Cornelia ‘Nele’ Neuhaus is a German author born in 1967. The second of four children, Neuhaus grew up in Paderborn, though the family had to move in the Taunus when she was eleven. Neuhaus studied law, history and German in college. She eventually found a place at an advertising agency in Frankfurt.
Order of Bodenstein & Kirchhoff Series
|1||The Ice Queen||2009|
|2||Snow White Must Die||2010|
|4||Big Bad Wolf||2012|
|5||I Am Your Judge||2014|
|6||The Nele Neuhaus Collection||2015|
Order of Nele Neuhaus Standalone Novels
|1||Swimming with Sharks||2005|
Neuhaus and her husband were married in 1995 and separated in 2011.
Nele Neuhaus’ first book was published on a German self-publishing platform. Among Sharks, a thriller followed a German investment banker in New York and it received great reviews. The positive reader reactions compelled Neuhaus to move forward with “An Unpopular Wife”, her second novel. Neuhaus’ books have made it all the way to the top of many bestseller lists.
Nele Neuhaus has also written under her maiden name Nele Lowenberg.
Neuhaus has made an effort to provide support for organizations that promote reading and writing in children and young people.
Nele Neahaus Awards
Nele Neuhaus isn’t exactly a household name outside German; however, her books have elicited considerable interest from fans all over the world, with the author garnering awards like the Honya Taisho (Grand Prix Booksellers Japan) in the category of Translations and International Literature in 2013.
She was also a nominee for the 2014 Thriller Award.
Nele Neuhaus Books Into Movies/TV
Part of the Bodenstein and Kirchhoff series, Snow White Must Die was adapted into a film in 2013, starring Felicitas Woll as Commissioner Pia Kirchhoff and Tim Bergmann as Bodenstein.
Best Nele Neuhaus Books
For some people, Nele’s books are an acquired taste; while she isn’t the biggest name in her particular genre (though she is massively popular in Germany), Nele Neuhaus has a loyal fandom of readers that love her books, the best of which will include the following:
The Ice Queen: Jossi Goldberg is a 92-year-old holocaust survivor. The American citizen is found dead in his house near Frankfurt, shot execution style. More disturbing is the five-digit number that has been scrawled in his blood at the murder scene.
When the autopsy is carried out, the victim is revealed to have a blood type marker on his arm, like the kind Hitler’s SS once used.
Pia Kirchhoff and Oliver Bodenstein are put to the task of unraveling the mystery before them. It was presumed that the old man was Jewish, but the evidence seems to suggest otherwise.
Before Pia and Oliver can make sense of the riddle, two more murder victims draw their attention. One is an old lady bound to a wheelchair and found in a nursing home. The other is a man whose cellar is brimming with Nazi items.
All three murder victims are revealed to have a connection with Vera von Kaltensee; the baroness is a well-respected philanthropist. Head of an old and rich family, and ruling with an iron fist, all three victims were lifelong friends of hers.

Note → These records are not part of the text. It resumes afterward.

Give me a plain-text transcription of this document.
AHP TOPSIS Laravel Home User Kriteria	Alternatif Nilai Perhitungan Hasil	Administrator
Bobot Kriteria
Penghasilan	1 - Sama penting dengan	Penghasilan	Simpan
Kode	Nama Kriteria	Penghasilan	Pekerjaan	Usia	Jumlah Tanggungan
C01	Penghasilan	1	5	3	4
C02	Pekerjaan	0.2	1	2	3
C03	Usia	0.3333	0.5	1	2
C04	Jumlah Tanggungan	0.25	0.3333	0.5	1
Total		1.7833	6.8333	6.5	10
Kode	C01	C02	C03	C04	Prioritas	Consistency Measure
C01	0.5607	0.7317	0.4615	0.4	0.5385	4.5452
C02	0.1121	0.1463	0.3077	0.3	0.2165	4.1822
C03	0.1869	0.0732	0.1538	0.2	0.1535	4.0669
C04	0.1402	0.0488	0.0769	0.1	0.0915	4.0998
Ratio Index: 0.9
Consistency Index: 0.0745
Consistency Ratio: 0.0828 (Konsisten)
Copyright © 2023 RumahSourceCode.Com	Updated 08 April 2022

Pia and Oliver trace the trail of clues to the final days of World War II, stumbling into a suspicious part of Poland where the investigators learn the truth behind the five-digit number written in blood.
The Ice Queen isn’t universally loved. A few people probably read this book before its predecessors because it was translated at a much earlier date than the books that came before.
The novel features a number of gruesome murders that intertwine with events in World War II. There are a little too many characters here, and that number only grows as the novel progresses, this bogging the story down. It is a little difficult to keep up with everything that happens at the end, and it is easy to see why some people left this book feeling unsatisfied.
Bad Wolf: A 16-year-old girl washes up on a riverbank outside Frankfurt; determining her identity proves difficult because no one comes forward to claim her body. The weeks go by and the police have come no closer to resolving her murder.
That is until a renowned TV reporter is attacked, raped and locked in the trunk of her car; barely alive after the ordeal, the reporter reveals details of her investigation into a Child Welfare Organization.
A child pornography ring comes into play, one that involves individuals from the highest echelons of society. Inspectors Pia and Oliver begin working to connect the two cases, digging beneath the veneer of Bourgeois society to uncover the terrible secret within.
This is one of those books that is only ever enticing when you are reading it; it lacks those elements that make Nele Neuhaus’ books so intriguing; in other words, it doesn’t leave you begging for more, at least not to a point where you think about it even after putting it down.